Supervised Learning of Universal Sentence Representations from Natural Language Inference Data
Idea
- The authors state the need for general purpose sentence embeddings similar to how word embeddings are used in several NLP tasks today.
- They train their model on the Stanford Natural Language Inference (SNLI) corpus.
- The authors claim an improvement over the SkipThought method in learning generalized sentence embeddings that can be used for downstream tasks.
Method
- The inspiration to train on a supervised task is taken from the fact that ImageNet, despite primarily being an object recognition model, learns features that can be used for a general computer vision task.

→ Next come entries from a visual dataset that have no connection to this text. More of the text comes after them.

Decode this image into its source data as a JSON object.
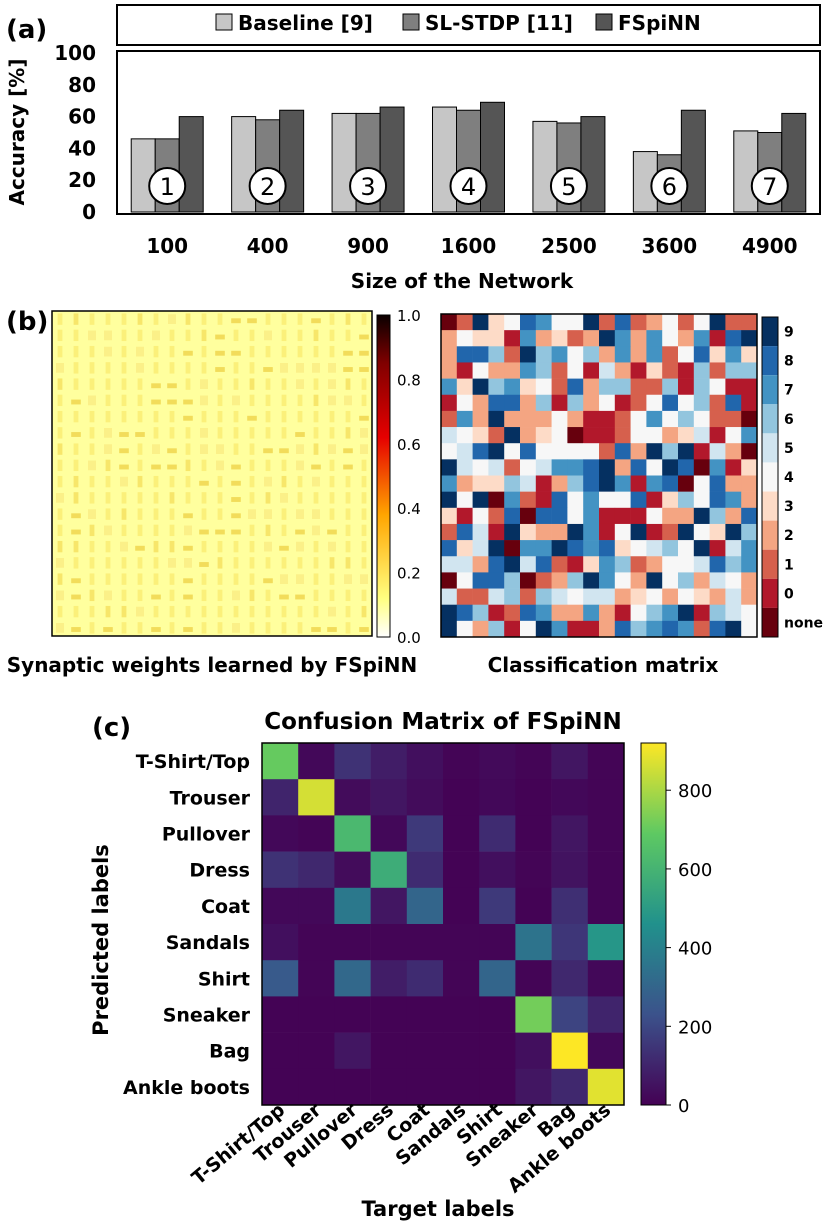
{
  "panel_labels": {
    "a": "(a)",
    "b": "(b)",
    "c": "(c)"
  },
  "legend": [
    {
      "label": "Baseline [9]",
      "color": "#c6c6c6"
    },
    {
      "label": "SL-STDP [11]",
      "color": "#7f7f7f"
    },
    {
      "label": "FSpiNN",
      "color": "#555555"
    }
  ],
  "chart_data": [
    {
      "type": "bar",
      "id": "accuracy",
      "title": "",
      "xlabel": "Size of the Network",
      "ylabel": "Accuracy [%]",
      "ylim": [
        0,
        100
      ],
      "yticks": [
        "0",
        "20",
        "40",
        "60",
        "80",
        "100"
      ],
      "categories": [
        "100",
        "400",
        "900",
        "1600",
        "2500",
        "3600",
        "4900"
      ],
      "markers": [
        "1",
        "2",
        "3",
        "4",
        "5",
        "6",
        "7"
      ],
      "series": [
        {
          "name": "Baseline [9]",
          "values": [
            46,
            60,
            62,
            66,
            57,
            38,
            51
          ]
        },
        {
          "name": "SL-STDP [11]",
          "values": [
            46,
            58,
            62,
            64,
            56,
            36,
            50
          ]
        },
        {
          "name": "FSpiNN",
          "values": [
            60,
            64,
            66,
            69,
            60,
            64,
            62
          ]
        }
      ]
    },
    {
      "type": "heatmap",
      "id": "synaptic-weights",
      "title": "Synaptic weights learned by FSpiNN",
      "colorbar_ticks": [
        "0.0",
        "0.2",
        "0.4",
        "0.6",
        "0.8",
        "1.0"
      ],
      "vlim": [
        0,
        1
      ],
      "grid_size": [
        20,
        20
      ],
      "base_value": 0.1
    },
    {
      "type": "heatmap",
      "id": "classification-matrix",
      "title": "Classification matrix",
      "colorbar_ticks": [
        "9",
        "8",
        "7",
        "6",
        "5",
        "4",
        "3",
        "2",
        "1",
        "0",
        "none"
      ],
      "grid_size": [
        20,
        20
      ],
      "palette": [
        "#67000d",
        "#b2182b",
        "#d6604d",
        "#f4a582",
        "#fddbc7",
        "#f7f7f7",
        "#d1e5f0",
        "#92c5de",
        "#4393c3",
        "#2166ac",
        "#053061"
      ]
    },
    {
      "type": "heatmap",
      "id": "confusion-matrix",
      "title": "Confusion Matrix of FSpiNN",
      "xlabel": "Target labels",
      "ylabel": "Predicted labels",
      "labels": [
        "T-Shirt/Top",
        "Trouser",
        "Pullover",
        "Dress",
        "Coat",
        "Sandals",
        "Shirt",
        "Sneaker",
        "Bag",
        "Ankle boots"
      ],
      "vlim": [
        0,
        920
      ],
      "colorbar_ticks": [
        "0",
        "200",
        "400",
        "600",
        "800"
      ],
      "matrix": [
        [
          700,
          20,
          140,
          80,
          40,
          10,
          25,
          10,
          60,
          10
        ],
        [
          100,
          860,
          30,
          60,
          30,
          5,
          20,
          5,
          20,
          10
        ],
        [
          20,
          10,
          620,
          20,
          160,
          5,
          120,
          5,
          60,
          10
        ],
        [
          140,
          110,
          30,
          570,
          120,
          5,
          40,
          10,
          50,
          10
        ],
        [
          20,
          20,
          370,
          60,
          300,
          5,
          160,
          5,
          130,
          10
        ],
        [
          40,
          10,
          10,
          10,
          10,
          10,
          10,
          350,
          150,
          480
        ],
        [
          260,
          10,
          310,
          80,
          120,
          10,
          300,
          10,
          110,
          20
        ],
        [
          5,
          5,
          5,
          5,
          5,
          5,
          5,
          720,
          190,
          100
        ],
        [
          5,
          5,
          60,
          5,
          5,
          5,
          5,
          40,
          920,
          20
        ],
        [
          5,
          5,
          5,
          5,
          5,
          5,
          5,
          60,
          110,
          880
        ]
      ]
    }
  ]
}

- After obtaining separate representations of the premise and hypothesis (2 sentences), the combined representation is a concatenation of:
- Individual sentence representations
- Element-wise product of the two representations
- Element-wise subtraction of the two representations
- They try out the following architectural choices:
- LSTM and GRU recurrent encoders
- Only last hidden state used
- BiLSTM network with mean/max pooling
- Self-attentive network
- Hierarchical convolutional network
- The model is evaluated on a variety of tasks, including binary & multi-label classification, entailment, semantic relatedness, unsupervised textual similarity, paraphrase detection, image & caption retrieval.
Observations
- This seems to be a very empirical paper. The main questions being answered is what neural network architecture, which task, and which dataset yields generalizable sentence embeddings.
- The BiLSTM with 4096 units and max pooling works best for the dev set, compared with other approaches.
- The authors observe that model convergence is quicker on Adam, but the results aren’t as good.
- Combining the data from SNLI + MultiNLI improved the reported results.
- This approach outperformed SkipThought vectors on several benchmarks while being easier to train.